Les mains liées

Lâcher prise. Totalement. Se livrer à l’autre. Sans détour. L’idée nourrissait mes fantasmes. Et surtout, jamais je n’ai senti que je voulais m’offrir ainsi, abandonnant tout contrôle. J’ai confiance en elle. J’ai envie d’elle. J’éprouve pour elle affection et respect. Je la désire. Tout comme je sens son envie.

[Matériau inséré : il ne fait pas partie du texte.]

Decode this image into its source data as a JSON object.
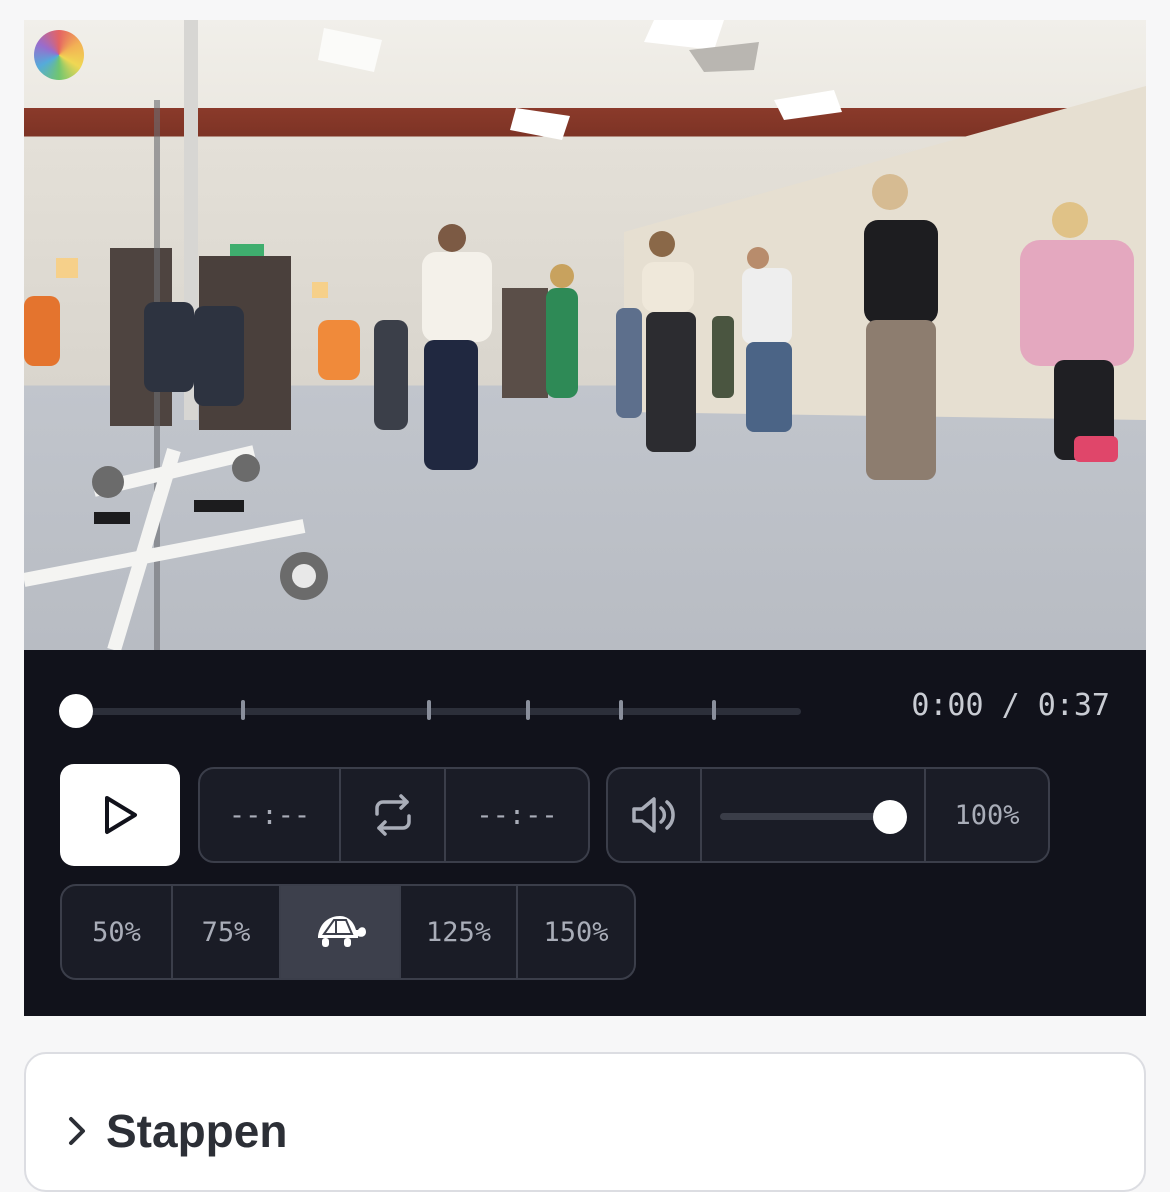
{
  "player": {
    "current_time": "0:00",
    "duration": "0:37",
    "time_display": "0:00 / 0:37",
    "progress_fraction": 0,
    "loop": {
      "start": "--:--",
      "end": "--:--"
    },
    "volume": {
      "level_fraction": 1.0,
      "label": "100%"
    },
    "speeds": [
      {
        "label": "50%",
        "active": false
      },
      {
        "label": "75%",
        "active": false
      },
      {
        "label": "",
        "icon": "turtle-icon",
        "active": true
      },
      {
        "label": "125%",
        "active": false
      },
      {
        "label": "150%",
        "active": false
      }
    ]
  },
  "icons": {
    "play": "play-icon",
    "loop": "repeat-icon",
    "volume": "volume-icon",
    "speed_normal": "turtle-icon",
    "collapse": "chevron-right-icon"
  },
  "section": {
    "title": "Stappen",
    "expanded": false
  },
  "colors": {
    "controls_bg": "#11121b",
    "button_border": "#3b3e4a",
    "accent": "#ffffff"
  }
}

Les mains liées. Les miennes, aux barreaux de son lit. Je suis vulnérable, sans aucune possibilité de freiner ses envies. Je ne garde comme seul repère que ce que je vois, que ce que je sens. Sa peau contre la mienne, ses lèvres sur mon corps, sa langue sur ma queue. Elle aime mes mains. Mais elle prend plaisir à les lier pour qu’elle sente comme je suis à elle. Juste un moment, se passer de mes mains, me soumettre totalement à sa volonté d’user de mon corps, de ma queue, de mon plaisir. Elle me suce ainsi. Elle pénètre mon cul de ses doigts. Quand elle associe les deux, je perds le contrôle. Dans sa bouche ou sur sa peau. Les mains liées, je n’ai rien à décider. Juste à être le témoin de son plaisir et de celui qu’elle me fait prendre. Je l’implore. Je n’ai que ça. Elle sait me faire jouir, très vite si elle le veut. Mais elle sait que j’aime durer. A genoux, au-dessus de ma tête. Elle ordonne. Elle frotte sa chatte sur ma bouche, mon visage. Elle soupire, gémit. Plus tard, elle loge un sextoy au fond de mon cul. Plaisir immense. Alors que les vibrations du jouet me déroutent, elle me branle en frottant sa chatte trempée contre mon membre. J’abandonne. Je ne peux pas résister. Mes râles semblent la transporter. Je sens mon sperme s’échouer sur ma peau, se mêlant au fruit de sa chatte excitée.

Son corps allongé. Dans l’attente, le désir. Entraver ses poignées désormais. Qu’elle se laisse aller. Qu’elle me ressente contre elle. Qu’elle ressente mes baisers. Ma langue sur ses seins. Mes doigts sur sa chatte. Puis ma bouche. Offerte et confiante, qu’elle se sente plus chienne qu’elle ne l’a jamais été. Et plus reine aussi. Reine du sexe, de ses plaisirs, car de la faire jouir nourrit mon plaisir. Qu’elle jouisse ainsi. Et en redemande. Prisonnière des barreaux de son lit, elle se permet l’évasion totale, celle du laisser aller, du laisser vivre. J’ai envie d’elle ainsi. Que cet état de soumission de son corps renforce encore ma soumission à son plaisir. Qu’elle sente ma queue raide au fond de sa chatte trempée. J’ai envie de la baiser ainsi. De la faire jouir sous mes coups de queue. Comme elle l’aura fait de mes doigts, de ma bouche. Je n’oublie rien de son corps. Je l’honore. Je me joue du temps. Je laisse ma queue voyager sur sa peau. Elle la lèche quand je suis prêt de son visage. Gourmande. Ma tête entre ses cuisses, mes doigts en elle. Je lui branle la chatte et le cul. Je sais qu’elle aime ça. Puis moi sur elle. Je l’emprisonne entre mes bras alors que mon membre raide de désir la remplie. Mes va-et-vient réguliers la transportent. Je sens maintenant comme elle aime être prise. De plus en plus fort. Jusqu’à l’orgasme. Ou presque. Alors qu’elle monte, je m’engage au fond de son cul. Ma belle devient ordurière. Je me fais plus énergique. Je sais ce qui la fait frémir. Mes doigts sur son clitoris alors que je l’encule. Elle gicle sur moi quand elle jouit.

C’est parce que notre relation est si forte que ces envies me dominent. Me laisser aller, enfin, à la volonté d’une amante, de la plus bandante des amantes. Qu’elle le ressente, que je lui abandonne mon corps, comme elle le fait du sien, confiant dans notre capacité à faire jouir l’autre comme il n’a jamais réellement joui. J’aime qu’elle sente les mains liées qu’elle me soumet à son plaisir comme jamais.